New Delhi: As the Supreme Court resumed its hearing on Tuesday in connection with the Indian Premier League (IPL) spot-fixing and betting scandal, petitioner's advocate Harish Salve appealed to SC to keep away the stepped aside BCCI president N Srinivasan from the Indian cricket board under section 6 (of BCCI) for two to five years.
Salve also pushed for revealing names of the tainted cricketers and want SC to make the full Mudgal report public.
SC said that Srinivasan's son-in-law Gurunath Meiyappan's role in IPL betting and spot-fixing scandal seemed like "insider trading" and agreed to hear a plea for making public the names of cricketers, who were mentioned in the Justice Mudgal Committee report.
"If Meiyappan was leaking information and someone else was putting bet then it is like insider trading," a bench of justices T S Thakur and F M I Kalifulla said when it was submitted that Srinivasan's son-in-law was a part of Chennai Super Kings(CSK) and was always with team members at all functions whether it was dug-out or making team strategy.
Bench of justices T S Thakur and F M I Kalifulla also raised questions on why the second report of Mudgal Commiittee was silent on the alleged cover up of Meiyappan by the CSK owner India Cements and Srinivasan which was stated in its first report.
However, no decision has been taken on N Srinivasan as yet.
The hearing has been adjourned till November 27th.
Earlier, on Monday the Supreme Court had lashed at the BCCI, which was a big blow for N Srinivasan's hopes of being reinstated as the BCCI chief. The apex court had asked the ICC boss to come clean on the issue of conflict of interest of being board president and Chennai Super Kings owner simultaneously.
The SC had said that the cash-rich tournament was a mutual beneficial society between BCCI and IPL.
Making some stringent observations over the report submitted by the Mudgal panel, the Supreme Court had told BCCI that the common man's trust has been shaken and it's time to uphold the glory of the game.
The SC had asked BCCI how members who are financially viable had gone on to become team owners in IPL and how that was not a conflict of interest.
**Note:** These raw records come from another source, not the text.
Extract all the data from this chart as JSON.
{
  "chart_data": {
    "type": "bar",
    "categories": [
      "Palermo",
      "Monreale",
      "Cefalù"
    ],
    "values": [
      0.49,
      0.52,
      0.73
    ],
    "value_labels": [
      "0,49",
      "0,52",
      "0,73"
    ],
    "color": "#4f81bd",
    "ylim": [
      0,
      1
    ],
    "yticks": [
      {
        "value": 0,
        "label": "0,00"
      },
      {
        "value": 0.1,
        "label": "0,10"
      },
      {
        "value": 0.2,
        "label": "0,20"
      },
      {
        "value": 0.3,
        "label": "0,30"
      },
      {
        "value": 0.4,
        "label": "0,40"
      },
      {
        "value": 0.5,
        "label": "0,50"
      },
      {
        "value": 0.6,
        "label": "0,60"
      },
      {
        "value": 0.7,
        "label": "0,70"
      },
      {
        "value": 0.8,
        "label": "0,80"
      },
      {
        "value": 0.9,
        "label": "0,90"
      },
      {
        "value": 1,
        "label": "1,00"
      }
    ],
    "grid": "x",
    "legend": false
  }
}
The SC had also stated that cricket must be played in its true spirit and should remain a gentleman's game and BCCI allowing things like spot-fixing and betting to happen was killing the game of cricket.
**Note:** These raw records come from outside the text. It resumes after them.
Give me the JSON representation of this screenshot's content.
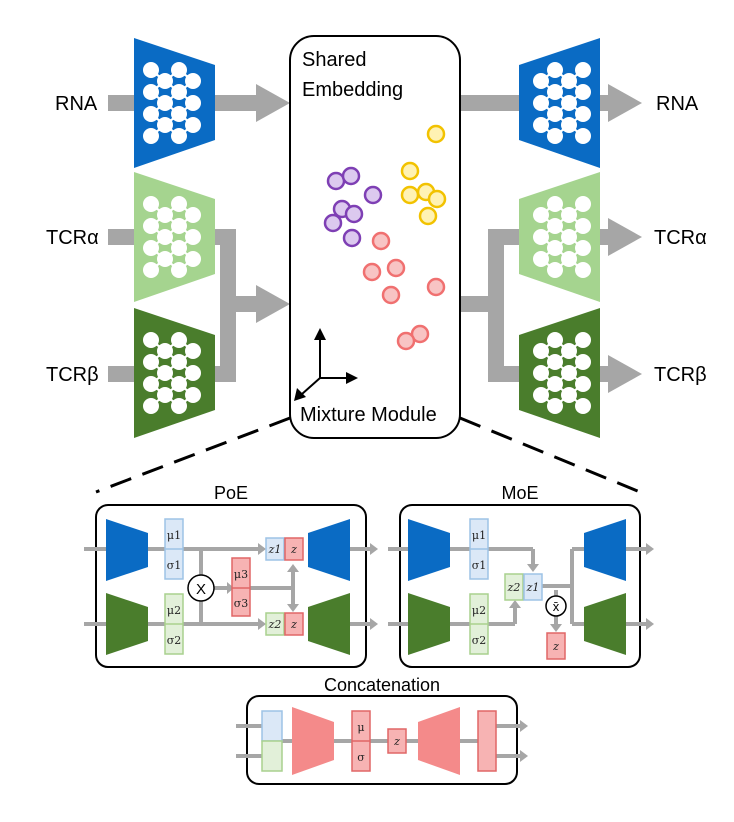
{
  "labels": {
    "rna_in": "RNA",
    "tcra_in": "TCRα",
    "tcrb_in": "TCRβ",
    "rna_out": "RNA",
    "tcra_out": "TCRα",
    "tcrb_out": "TCRβ",
    "shared_line1": "Shared",
    "shared_line2": "Embedding",
    "mixture": "Mixture Module"
  },
  "poe": {
    "title": "PoE",
    "mu1": "μ1",
    "sigma1": "σ1",
    "mu2": "μ2",
    "sigma2": "σ2",
    "mu3": "μ3",
    "sigma3": "σ3",
    "product": "X",
    "z1": "z1",
    "z2": "z2",
    "z": "z"
  },
  "moe": {
    "title": "MoE",
    "mu1": "μ1",
    "sigma1": "σ1",
    "mu2": "μ2",
    "sigma2": "σ2",
    "z1": "z1",
    "z2": "z2",
    "mean": "x̄",
    "z": "z"
  },
  "concat": {
    "title": "Concatenation",
    "mu": "μ",
    "sigma": "σ",
    "z": "z"
  },
  "colors": {
    "rna_blue": "#0a6bc4",
    "tcra_light_green": "#a5d48f",
    "tcrb_dark_green": "#4a7d2c",
    "arrow_gray": "#a6a6a6",
    "purple": "#7e3fb4",
    "yellow": "#f2c200",
    "red": "#f07070",
    "mu_box_blue": "#dbe8f7",
    "mu_box_green": "#e2f0d9",
    "z_box_red": "#f7b3b3"
  }
}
During the proceedings, the BCCI had reiterated the fact that N Srinivasan should be reinstated as the chief since there are no charges against him.
Last week, the BCCI had decided to stand behind N Srinivasan and IPL COO Sundar Raman, after an emergency working committee meeting on November 18.
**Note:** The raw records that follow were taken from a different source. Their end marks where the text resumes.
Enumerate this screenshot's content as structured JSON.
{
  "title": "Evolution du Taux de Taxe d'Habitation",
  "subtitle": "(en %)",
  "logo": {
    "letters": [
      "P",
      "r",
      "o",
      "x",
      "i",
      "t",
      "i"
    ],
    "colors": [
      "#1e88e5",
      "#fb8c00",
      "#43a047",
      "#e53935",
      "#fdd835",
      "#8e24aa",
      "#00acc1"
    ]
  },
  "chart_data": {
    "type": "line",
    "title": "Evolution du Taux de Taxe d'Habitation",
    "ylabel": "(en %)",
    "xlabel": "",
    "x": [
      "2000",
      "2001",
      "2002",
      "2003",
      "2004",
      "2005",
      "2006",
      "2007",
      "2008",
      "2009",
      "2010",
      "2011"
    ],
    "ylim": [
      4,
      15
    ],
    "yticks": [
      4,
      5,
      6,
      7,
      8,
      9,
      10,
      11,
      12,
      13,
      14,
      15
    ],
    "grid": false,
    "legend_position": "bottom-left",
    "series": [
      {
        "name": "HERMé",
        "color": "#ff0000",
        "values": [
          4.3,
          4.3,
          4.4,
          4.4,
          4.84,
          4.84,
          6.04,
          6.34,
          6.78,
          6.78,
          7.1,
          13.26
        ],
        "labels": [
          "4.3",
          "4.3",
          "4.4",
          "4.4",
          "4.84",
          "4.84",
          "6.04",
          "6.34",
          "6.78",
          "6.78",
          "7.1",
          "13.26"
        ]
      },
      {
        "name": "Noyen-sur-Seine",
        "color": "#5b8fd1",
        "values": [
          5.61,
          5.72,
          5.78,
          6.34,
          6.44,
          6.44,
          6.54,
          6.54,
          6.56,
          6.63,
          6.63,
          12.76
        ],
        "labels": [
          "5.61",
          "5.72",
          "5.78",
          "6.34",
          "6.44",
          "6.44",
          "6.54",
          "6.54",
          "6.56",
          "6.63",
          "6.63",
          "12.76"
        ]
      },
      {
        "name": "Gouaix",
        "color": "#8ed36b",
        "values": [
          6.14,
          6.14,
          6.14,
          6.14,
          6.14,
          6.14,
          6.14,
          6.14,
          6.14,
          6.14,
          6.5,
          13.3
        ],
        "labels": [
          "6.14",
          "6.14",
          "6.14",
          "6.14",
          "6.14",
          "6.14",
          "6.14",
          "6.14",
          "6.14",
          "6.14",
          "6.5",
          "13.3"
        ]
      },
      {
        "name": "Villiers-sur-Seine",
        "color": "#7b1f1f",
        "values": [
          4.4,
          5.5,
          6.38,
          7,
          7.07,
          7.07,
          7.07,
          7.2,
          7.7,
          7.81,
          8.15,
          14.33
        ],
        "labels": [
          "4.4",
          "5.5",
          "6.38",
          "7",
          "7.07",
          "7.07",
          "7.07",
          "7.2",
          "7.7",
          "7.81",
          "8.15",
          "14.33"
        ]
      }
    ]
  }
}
With the SC clearing Srinivasan of betting and match-fixing charges, the latter had sought the apex body to reinstate him as the BCCI president and to allow CSK to play in the IPL.
The Mudgal Committee, which had submitted its report on November 17 had said that Srinivasan, along with four other BCCI officials, was aware of the violation of the Players Code of Conduct by a player mentioned as 'Individual 3' in Mudgal report, but no action was taken by any of them.
The Justice Mukul Mudgal Committee, had also came out with a severe indictment of IPL CEO Sunder Raman who it said knew of a contact of a bookie and had contacted him eight times in one season but did nothing about it.
Earlier, on 14th November, the SC had disclosed seven names that were probed by the Justice Mudgal Committee.
The big names included that of Srinivasan, his son-in-law Gurunath Meiyappan, and Rajasthan Royals' co-owner Raj Kundra. Meiyappan had already been indicted following an incident where a Forensic Science Laboratory in Mumbai confirmed his voice samples in a tapped conversation with another accomplice Vindoo Dara Singh.
Names of three active players were inadvertently mentioned initially. However, the honorable court decided to strike off their names considering the sensitivity of the issue and the possible far reaching implications of this disclosure on their career.